O projeto prevê a criação da Fifa Forward Enterprise (FFE), subsidiária que administraria operações comerciais e de eventos, incluindo direitos de transmissão, patrocínios, venda de ingressos e licenciamentos.
A Fifa estima arrecadar US$ 4,2 bilhões com investidores externos, a partir de uma avaliação de US$ 20 bilhões do negócio.
A Uefa já havia criticado o modelo, afirmando que “no momento em que investidores externos adquirirem participações acionárias em competições da Fifa, o futebol mudará para sempre”.
Ainda não houve posicionamento oficial das confederações de África, Ásia, América do Sul e Oceania. A entidade asiática, porém, havia soltado um comunicado contundente rejeitando a iniciativa.
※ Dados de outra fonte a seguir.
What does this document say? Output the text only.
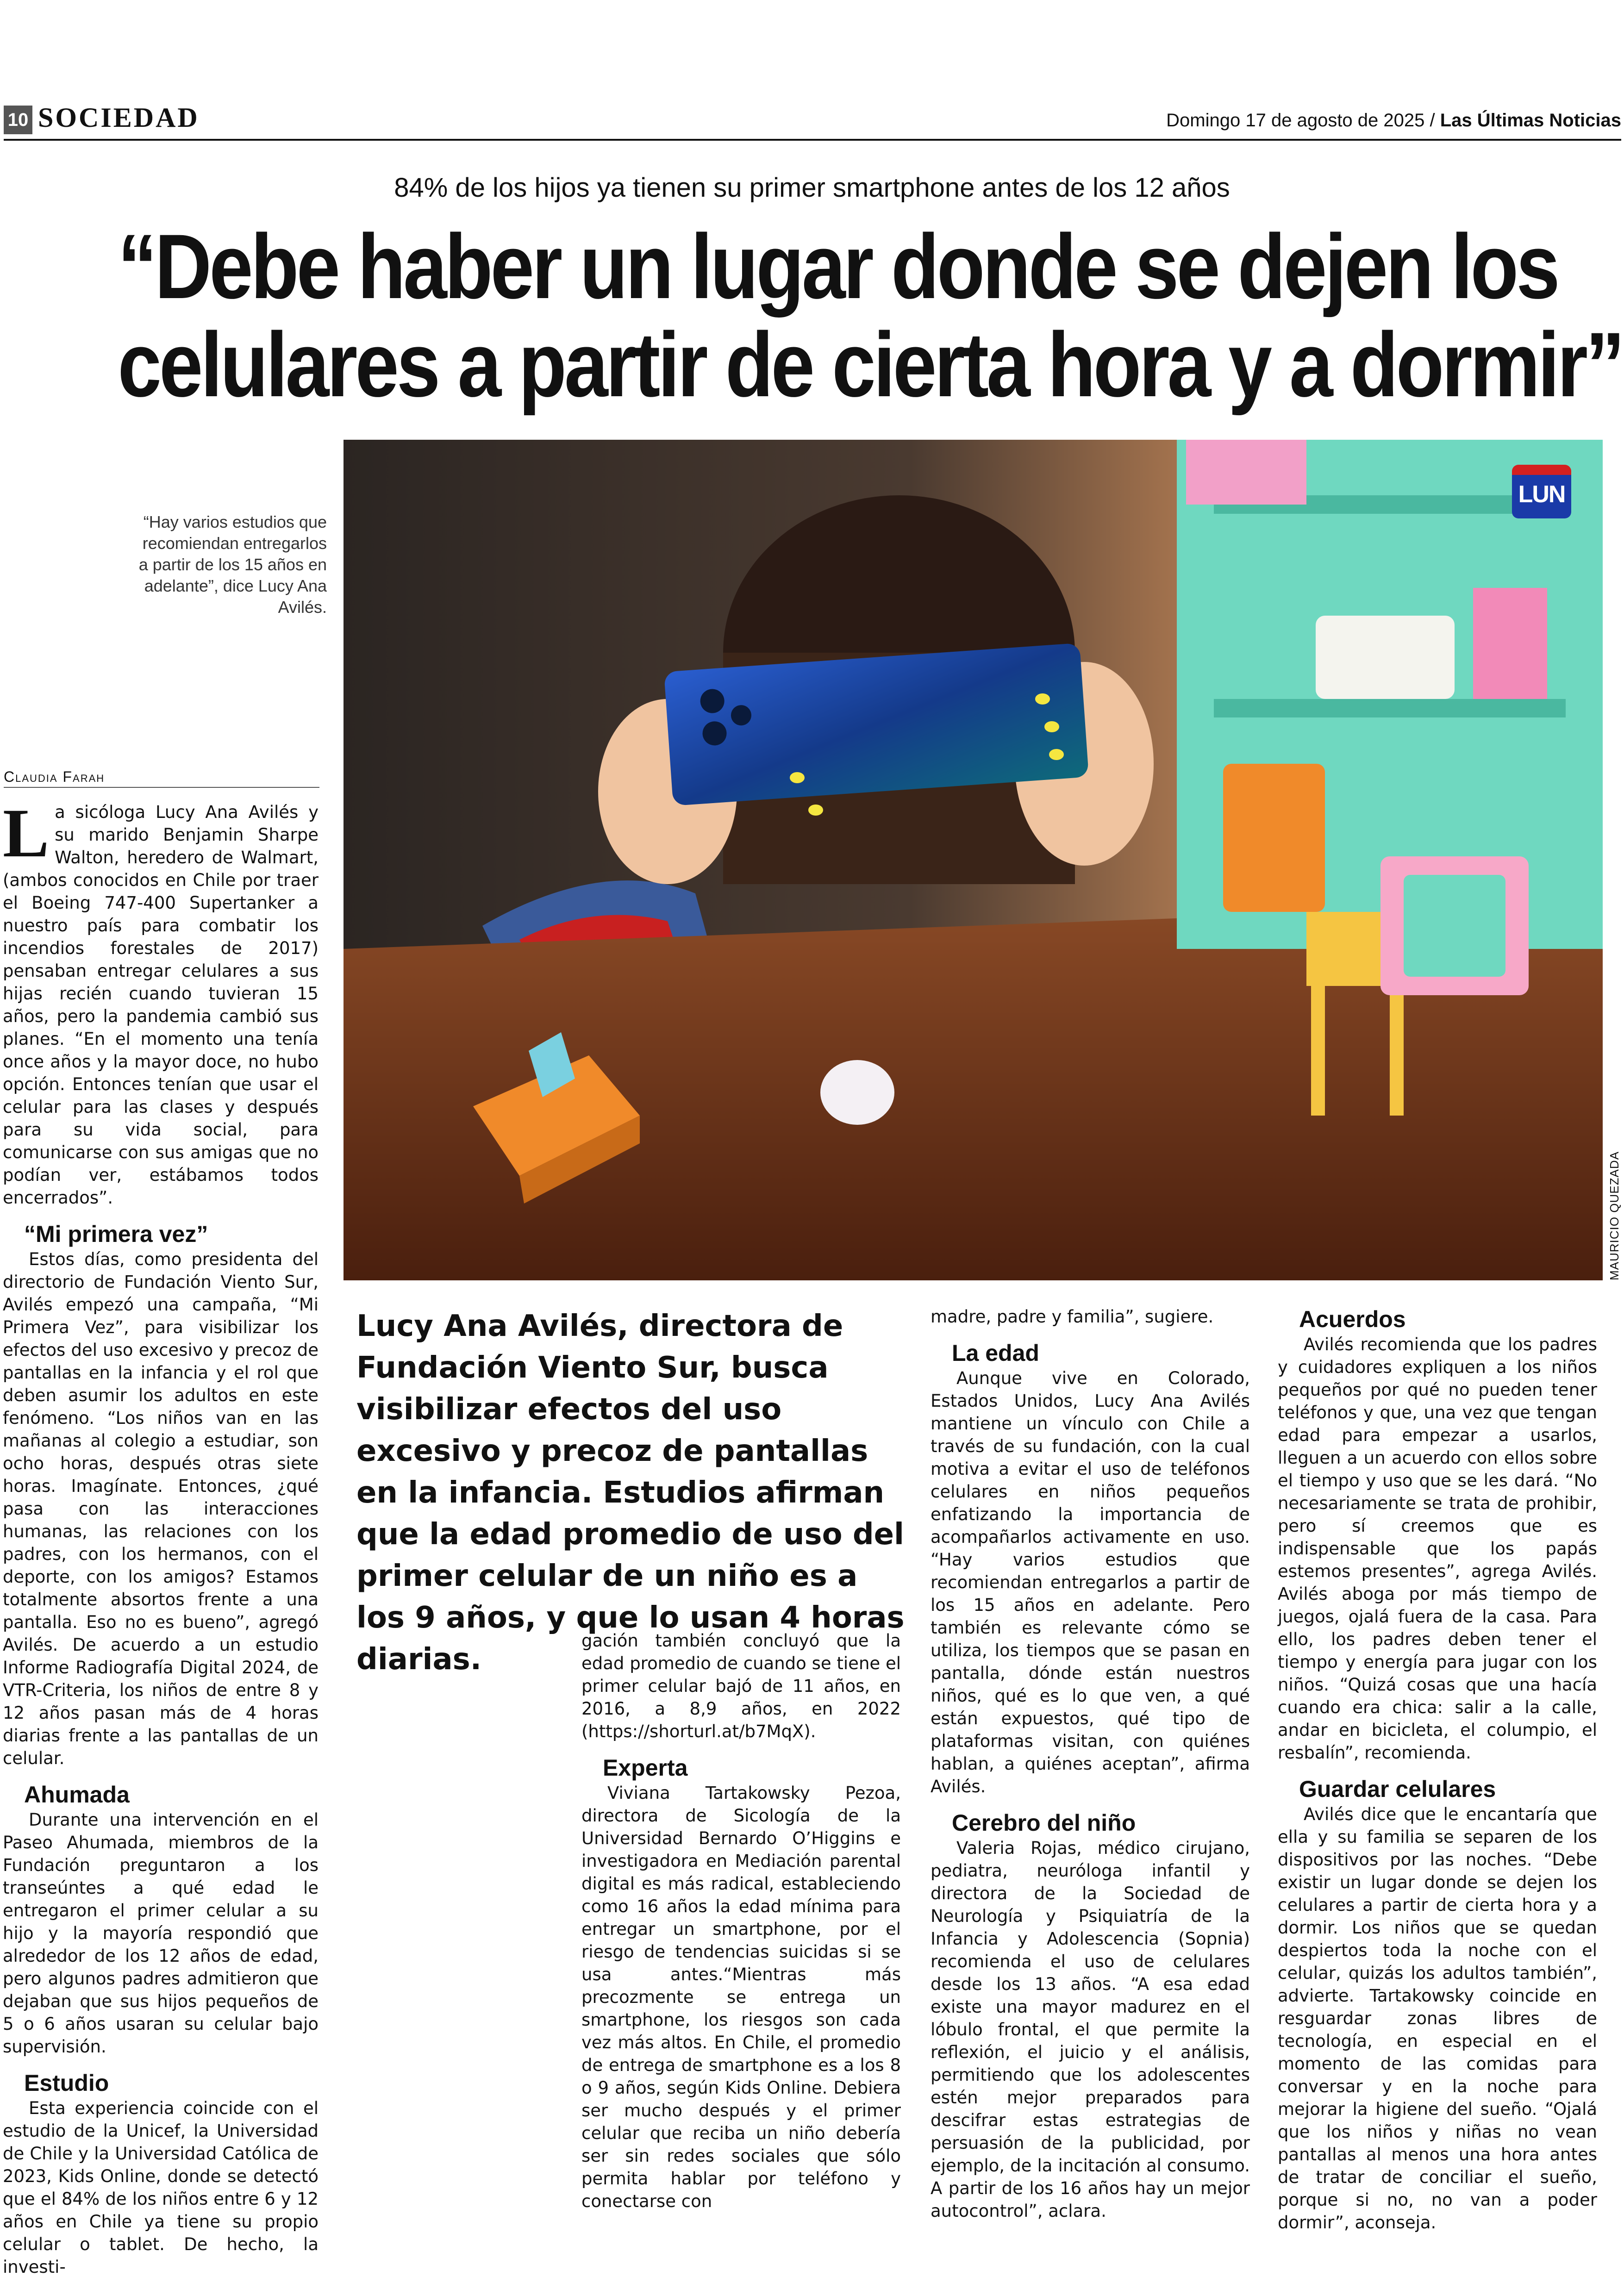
10 SOCIEDAD	Domingo 17 de agosto de 2025 / Las Últimas Noticias
84% de los hijos ya tienen su primer smartphone antes de los 12 años
“Debe haber un lugar donde se dejen los
celulares a partir de cierta hora y a dormir”
LUN
MAURICIO QUEZADA
“Hay varios estudios que recomiendan entregarlos a partir de los 15 años en adelante”, dice Lucy Ana Avilés.
Claudia Farah

La sicóloga Lucy Ana Avilés y su marido Benjamin Sharpe Walton, heredero de Walmart, (ambos conocidos en Chile por traer el Boeing 747-400 Supertanker a nuestro país para combatir los incendios forestales de 2017) pensaban entregar celulares a sus hijas recién cuando tuvieran 15 años, pero la pandemia cambió sus planes. “En el momento una tenía once años y la mayor doce, no hubo opción. Entonces tenían que usar el celular para las clases y después para su vida social, para comunicarse con sus amigas que no podían ver, estábamos todos encerrados”.

“Mi primera vez”

Estos días, como presidenta del directorio de Fundación Viento Sur, Avilés empezó una campaña, “Mi Primera Vez”, para visibilizar los efectos del uso excesivo y precoz de pantallas en la infancia y el rol que deben asumir los adultos en este fenómeno. “Los niños van en las mañanas al colegio a estudiar, son ocho horas, después otras siete horas. Imagínate. Entonces, ¿qué pasa con las interacciones humanas, las relaciones con los padres, con los hermanos, con el deporte, con los amigos? Estamos totalmente absortos frente a una pantalla. Eso no es bueno”, agregó Avilés. De acuerdo a un estudio Informe Radiografía Digital 2024, de VTR-Criteria, los niños de entre 8 y 12 años pasan más de 4 horas diarias frente a las pantallas de un celular.

Ahumada

Durante una intervención en el Paseo Ahumada, miembros de la Fundación preguntaron a los transeúntes a qué edad le entregaron el primer celular a su hijo y la mayoría respondió que alrededor de los 12 años de edad, pero algunos padres admitieron que dejaban que sus hijos pequeños de 5 o 6 años usaran su celular bajo supervisión.

Estudio

Esta experiencia coincide con el estudio de la Unicef, la Universidad de Chile y la Universidad Católica de 2023, Kids Online, donde se detectó que el 84% de los niños entre 6 y 12 años en Chile ya tiene su propio celular o tablet. De hecho, la investi-

Lucy Ana Avilés, directora de Fundación Viento Sur, busca visibilizar efectos del uso excesivo y precoz de pantallas en la infancia. Estudios afirman que la edad promedio de uso del primer celular de un niño es a los 9 años, y que lo usan 4 horas diarias.

gación también concluyó que la edad promedio de cuando se tiene el primer celular bajó de 11 años, en 2016, a 8,9 años, en 2022 (https://shorturl.at/b7MqX).

Experta

Viviana Tartakowsky Pezoa, directora de Sicología de la Universidad Bernardo O’Higgins e investigadora en Mediación parental digital es más radical, estableciendo como 16 años la edad mínima para entregar un smartphone, por el riesgo de tendencias suicidas si se usa antes.“Mientras más precozmente se entrega un smartphone, los riesgos son cada vez más altos. En Chile, el promedio de entrega de smartphone es a los 8 o 9 años, según Kids Online. Debiera ser mucho después y el primer celular que reciba un niño debería ser sin redes sociales que sólo permita hablar por teléfono y conectarse con

madre, padre y familia”, sugiere.

La edad

Aunque vive en Colorado, Estados Unidos, Lucy Ana Avilés mantiene un vínculo con Chile a través de su fundación, con la cual motiva a evitar el uso de teléfonos celulares en niños pequeños enfatizando la importancia de acompañarlos activamente en uso. “Hay varios estudios que recomiendan entregarlos a partir de los 15 años en adelante. Pero también es relevante cómo se utiliza, los tiempos que se pasan en pantalla, dónde están nuestros niños, qué es lo que ven, a qué están expuestos, qué tipo de plataformas visitan, con quiénes hablan, a quiénes aceptan”, afirma Avilés.

Cerebro del niño

Valeria Rojas, médico cirujano, pediatra, neuróloga infantil y directora de la Sociedad de Neurología y Psiquiatría de la Infancia y Adolescencia (Sopnia) recomienda el uso de celulares desde los 13 años. “A esa edad existe una mayor madurez en el lóbulo frontal, el que permite la reflexión, el juicio y el análisis, permitiendo que los adolescentes estén mejor preparados para descifrar estas estrategias de persuasión de la publicidad, por ejemplo, de la incitación al consumo. A partir de los 16 años hay un mejor autocontrol”, aclara.

Acuerdos

Avilés recomienda que los padres y cuidadores expliquen a los niños pequeños por qué no pueden tener teléfonos y que, una vez que tengan edad para empezar a usarlos, lleguen a un acuerdo con ellos sobre el tiempo y uso que se les dará. “No necesariamente se trata de prohibir, pero sí creemos que es indispensable que los papás estemos presentes”, agrega Avilés. Avilés aboga por más tiempo de juegos, ojalá fuera de la casa. Para ello, los padres deben tener el tiempo y energía para jugar con los niños. “Quizá cosas que una hacía cuando era chica: salir a la calle, andar en bicicleta, el columpio, el resbalín”, recomienda.

Guardar celulares

Avilés dice que le encantaría que ella y su familia se separen de los dispositivos por las noches. “Debe existir un lugar donde se dejen los celulares a partir de cierta hora y a dormir. Los niños que se quedan despiertos toda la noche con el celular, quizás los adultos también”, advierte. Tartakowsky coincide en resguardar zonas libres de tecnología, en especial en el momento de las comidas para conversar y en la noche para mejorar la higiene del sueño. “Ojalá que los niños y niñas no vean pantallas al menos una hora antes de tratar de conciliar el sueño, porque si no, no van a poder dormir”, aconseja.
“A AFC não foi consultada sobre a proposta e está desapontada com o fato de um assunto de tamanha importância ter se tornado público antes que a família AFC tivesse a oportunidade de examiná-lo e discuti-lo pelos canais de governança apropriados e estabelecidos”, afirmou a entidade na última quarta-feira (29).
Procurada pela Máquina do Esporte, a Conmebol ainda não se manifestou sobre o assunto, nem informou se haverá reunião entre suas federações filiadas para discutir o tema.